Conçu comme un outil de refondation, il ambitionne de réarticuler les valeurs républicaines dans une matrice opératoire destinée à orienter l’action collective. Son horizon symbolique — la « Cité des Sciences et des Arts » — propose une image régulatrice d’un monde où liberté, connaissance et coopération s’unifient dans une dynamique évolutive du vivant.
Trois niveaux d’opération
La méthode procède à une triple articulation :
- Ontologique et anthropologique, en interrogeant la nature de l’être humain et le lien entre langage, perception et organisation du monde.
- Politique et civique, en cherchant les conditions d’une cité fondée sur la liberté agissante et la justice cognitive.
- Méthodologique et opératoire, en développant des protocoles d’observation et d’action (les « Ateliers ») comme unités vivantes de transformation collective.
L’ensemble repose sur une intuition directrice : la lucidité collective doit remplacer l’obéissance idéologique, en reliant connaissance, liberté et responsabilité.
Cohérence philosophique et ingénierie civique
Le corpus s’appuie sur des références philosophiques majeures — Kant, Rousseau, More, les Lumières, Morin, Wittgenstein, Heidegger — sans en faire un décor érudit : elles structurent la logique d’exposition. Le langage y figure comme principe moteur : classifier, nommer et articuler devient un acte politique et cognitif.
L’un des apports les plus originaux tient à la transformation des valeurs républicaines : les notions de Liberté, Égalité, Fraternité et Laïcité cessent d’être des slogans pour devenir des opérateurs fonctionnels. Appliquées dans le cadre des Ateliers, elles forment un dispositif d’ingénierie civique, où l’abstraction éthique se convertit en méthode pratique.
L’Atelier comme unité systémique
Concept central du programme, l’Atelier n’est ni une institution figée ni un groupement informel. Il constitue un espace-temps autonome où travail, art, soin, culture et politique se relient sans hiérarchie imposée. Par son caractère transversal, il favorise l’émergence d’une intelligence collective où l’action humaine s’autostructure selon un équilibre dynamique.
Cette configuration évoque la modularité d’un système cellulaire : chaque Atelier agit comme une unité vivante dans un réseau, capable de métaboliser la diversité sans perdre la cohérence d’ensemble.
La démognotie : vers une justice cognitive
La conception de la « démognotie » représente sans doute la contribution théorique la plus novatrice. Ce néologisme désigne un paradigme politique où le pouvoir s’exerce à proportion de la compréhension partagée. La formule-clé — « la justice politique naît lorsque la connaissance cesse d’être un privilège » — condense la visée d’un système où expertise et citoyenneté se réconcilient.

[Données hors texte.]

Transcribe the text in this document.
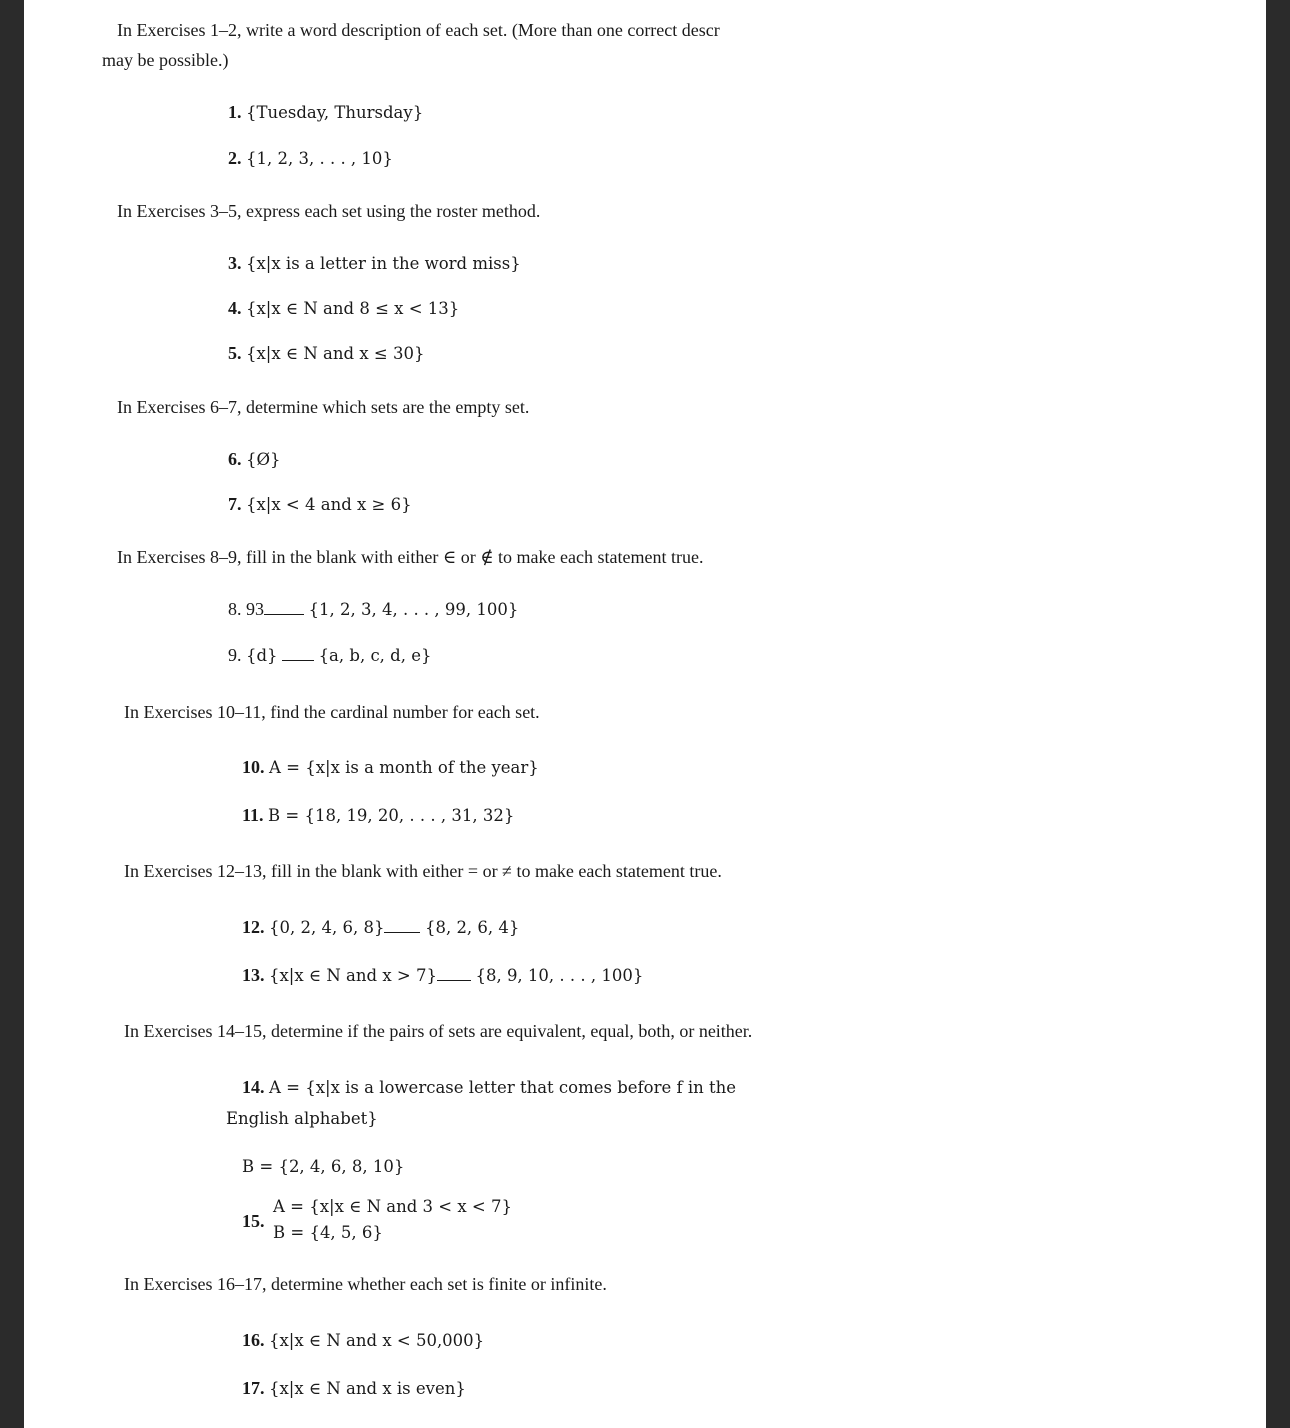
In Exercises 1–2, write a word description of each set. (More than one correct descr
may be possible.)
1. {Tuesday, Thursday}
2. {1, 2, 3, . . . , 10}
In Exercises 3–5, express each set using the roster method.
3. {x|x is a letter in the word miss}
4. {x|x ∈ N and 8 ≤ x < 13}
5. {x|x ∈ N and x ≤ 30}
In Exercises 6–7, determine which sets are the empty set.
6. {Ø}
7. {x|x < 4 and x ≥ 6}
In Exercises 8–9, fill in the blank with either ∈ or ∉ to make each statement true.
8. 93	{1, 2, 3, 4, . . . , 99, 100}
9. {d} {a, b, c, d, e}
In Exercises 10–11, find the cardinal number for each set.
10. A = {x|x is a month of the year}
11. B = {18, 19, 20, . . . , 31, 32}
In Exercises 12–13, fill in the blank with either = or ≠ to make each statement true.
12. {0, 2, 4, 6, 8} {8, 2, 6, 4}
13. {x|x ∈ N and x > 7} {8, 9, 10, . . . , 100}
In Exercises 14–15, determine if the pairs of sets are equivalent, equal, both, or neither.
14. A = {x|x is a lowercase letter that comes before f in the
English alphabet}
B = {2, 4, 6, 8, 10}
15.
A = {x|x ∈ N and 3 < x < 7}
B = {4, 5, 6}
In Exercises 16–17, determine whether each set is finite or infinite.
16. {x|x ∈ N and x < 50,000}
17. {x|x ∈ N and x is even}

La démognotie ne supprime ni la compétence ni la différenciation des rôles : elle établit leur légitimité sur la transparence cognitive, abolissant la confiscation du sens qui fonde la domination moderne.
Points de tension et exigences méthodologiques
La densité du texte en limite l’accessibilité. Conçu « pour le petit nombre qui sait qu’il ne sait pas », il requiert une médiation pédagogique pour favoriser inclusion cognitive et la compréhension par le plus grand nombre de la portée de l’équation fondamentale du programme KANT. La difficulté n’est pas conceptuelle mais transmissive : l’équilibre entre exigence intellectuelle et inclusion démocratique demeure à atteindre. Le programme Kant est en quelque sorte la description « d’un moteur » nouvelle génération, pour le développement d’une action citoyenne à grande échelle. Il a été conçu, non pas pour que chacun devienne mécanicien, mais pour que chacun puisse participer au pilotage du véhicule qu’il propulse.
De plus, la nature hybride du programme — à la fois cadre symbolique, méthode et constitution implicite — apporte aussi de l’eau au moulin de la transdisciplinarité de plus en plus utilisée à l’ère de l’essor de la pensée complexe.
Fond et finalité

Le programme KANT tente de refonder la politique à partir de l’activité concrète, et non des institutions ou des rapports de force. Il articule humanisme, systémique et spiritualité critique, sans tomber dans le moralisme ni la technocratie. En cela, il se présente moins comme un idéal utopique que comme une méthode de transformation : une praxis de lucidité partagée, vouée à convertir la liberté en puissance d’agir commune.
Sa formulation en miroir pourrait être :
Une méthode de lucidité collective transformant la liberté en capacité réelle d’agir ensemble, sans renoncer à la singularité ni au vivant.
Le modèle KANT : une boussole éthique républicaine
Né au sein du collectif Imagine l’Avenir en Occitanie, le modèle KANT structure son cadre autour de six principes-valeurs : Égalité, Fraternité, Laïcité, Conservation, Liberté et Harmonie. Ces termes prolongent la devise républicaine française tout en l’enrichissant d’une double dimension écologique et téléologique. Conservation et Harmonie y jouent le rôle de stabilisateurs : préserver et relier deviennent des fonctions de l’évolution.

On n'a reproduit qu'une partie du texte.